AUTHOR=Wang Lianguo , Myles Rachel C. , Lee I-Ju , Bers Donald M. , Ripplinger Crystal M. 

TITLE=Role of Reduced Sarco-Endoplasmic Reticulum Ca2+-ATPase Function on Sarcoplasmic Reticulum Ca2+ Alternans in the Intact Rabbit Heart

JOURNAL=Frontiers in Physiology

VOLUME=Volume 12 - 2021

YEAR=2021

URL=https://www.frontiersin.org/journals/physiology/articles/10.3389/fphys.2021.656516

DOI=10.3389/fphys.2021.656516

ISSN=1664-042X

ABSTRACT=Sarcoplasmic reticulum (SR) Ca2+ cycling is tightly regulated by ryanodine receptor (RyR) Ca2+ release and sarco-endoplasmic reticulum Ca-ATPase (SERCA) Ca2+ uptake during each excitation-contraction coupling cycle.
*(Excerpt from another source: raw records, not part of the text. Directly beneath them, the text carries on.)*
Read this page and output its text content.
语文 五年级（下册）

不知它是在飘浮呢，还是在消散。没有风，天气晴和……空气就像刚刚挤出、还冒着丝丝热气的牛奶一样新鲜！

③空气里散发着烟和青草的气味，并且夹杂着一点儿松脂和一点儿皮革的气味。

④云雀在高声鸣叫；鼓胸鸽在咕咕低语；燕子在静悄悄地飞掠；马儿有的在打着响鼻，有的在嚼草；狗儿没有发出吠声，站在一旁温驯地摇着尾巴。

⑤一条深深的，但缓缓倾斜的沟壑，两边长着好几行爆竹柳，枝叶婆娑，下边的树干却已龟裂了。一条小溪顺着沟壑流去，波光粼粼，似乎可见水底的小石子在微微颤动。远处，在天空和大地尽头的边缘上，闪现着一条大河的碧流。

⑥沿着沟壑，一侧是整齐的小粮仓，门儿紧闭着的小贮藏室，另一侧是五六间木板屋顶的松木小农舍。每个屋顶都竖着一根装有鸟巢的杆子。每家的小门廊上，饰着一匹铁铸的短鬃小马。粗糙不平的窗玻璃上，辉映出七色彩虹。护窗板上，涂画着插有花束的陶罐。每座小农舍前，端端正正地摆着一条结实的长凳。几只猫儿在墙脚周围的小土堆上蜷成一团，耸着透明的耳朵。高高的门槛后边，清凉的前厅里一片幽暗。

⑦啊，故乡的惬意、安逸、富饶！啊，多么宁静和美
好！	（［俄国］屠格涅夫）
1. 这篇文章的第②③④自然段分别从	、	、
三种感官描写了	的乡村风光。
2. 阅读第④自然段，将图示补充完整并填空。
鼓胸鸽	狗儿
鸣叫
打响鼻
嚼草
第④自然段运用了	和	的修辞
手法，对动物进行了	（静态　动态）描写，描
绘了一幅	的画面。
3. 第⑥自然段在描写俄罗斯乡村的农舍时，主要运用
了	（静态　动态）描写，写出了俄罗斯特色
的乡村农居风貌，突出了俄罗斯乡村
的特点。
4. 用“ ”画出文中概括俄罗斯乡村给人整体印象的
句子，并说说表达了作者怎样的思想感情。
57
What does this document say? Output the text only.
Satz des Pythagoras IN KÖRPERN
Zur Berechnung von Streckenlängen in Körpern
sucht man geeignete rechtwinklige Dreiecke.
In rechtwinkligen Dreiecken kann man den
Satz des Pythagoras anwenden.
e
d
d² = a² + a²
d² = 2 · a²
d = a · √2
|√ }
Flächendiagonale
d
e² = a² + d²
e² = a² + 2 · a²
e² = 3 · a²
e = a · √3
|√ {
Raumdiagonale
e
We previously showed that RyR refractoriness plays a key role in the onset of SR Ca2+ alternans in the intact rabbit heart, which contributes to arrhythmogenic action potential duration (APD) alternans.  Recent studies have also implicated impaired SERCA function, a key feature of heart failure, in cardiac alternans and arrhythmias. However, the relationship between reduced SERCA function, and SR Ca2+ alternans is not well understood.  
Simultaneous optical mapping of transmembrane potential (Vm) and SR Ca2+ was performed in isolated rabbit hearts (n=10) using the voltage-sensitive dye RH237, and the low-affinity Ca2+ indicator Fluo-5N-AM.  Alternans was induced by rapid ventricular pacing.  SERCA was inhibited with cyclopiazonic acid (CPA; 1-10µM).  
SERCA inhibition (1, 5, and 10µM CPA), resulted in dose-dependent slowing of SR Ca2+ reuptake, with the time constant (tau) increasing from 70.8±3.5ms at baseline to 85.5±6.6ms, 129.9±20.7ms, and 271.3±37.6ms, respectively (p<0.05 vs. baseline for all doses).  At fast pacing frequencies, CPA significantly increased the magnitude of SR Ca2+ and APD alternans, most strongly at 10 µM (pacing cycle length=220ms: SR Ca2+ alternans magnitude: 57.1±4.7 vs. 13.4±8.9 AU; APD alternans magnitude 3.8±1.9 vs. 0.2±0.19 AU; p<0.05 10 µM CPA vs. baseline for both). SERCA inhibition also promoted the emergence of spatially discordant alternans. Notably, at all CPA doses, alternation of SR Ca2+ release occurred prior to alternation of diastolic SR Ca2+ load as pacing frequency increased.
Simultaneous optical mapping of SR Ca2+ and Vm in the intact rabbit heart revealed that SERCA inhibition exacerbates pacing-induced SR Ca2+ and APD alternans magnitude, particularly at fast pacing frequencies.  Importantly, SR Ca2+ release alternans always occurred before the onset of SR Ca2+ load alternans.  These findings suggest that even in settings of diminished SERCA function, relative refractoriness of RyR Ca2+ release governs the onset of intracellular Ca2+ alternans.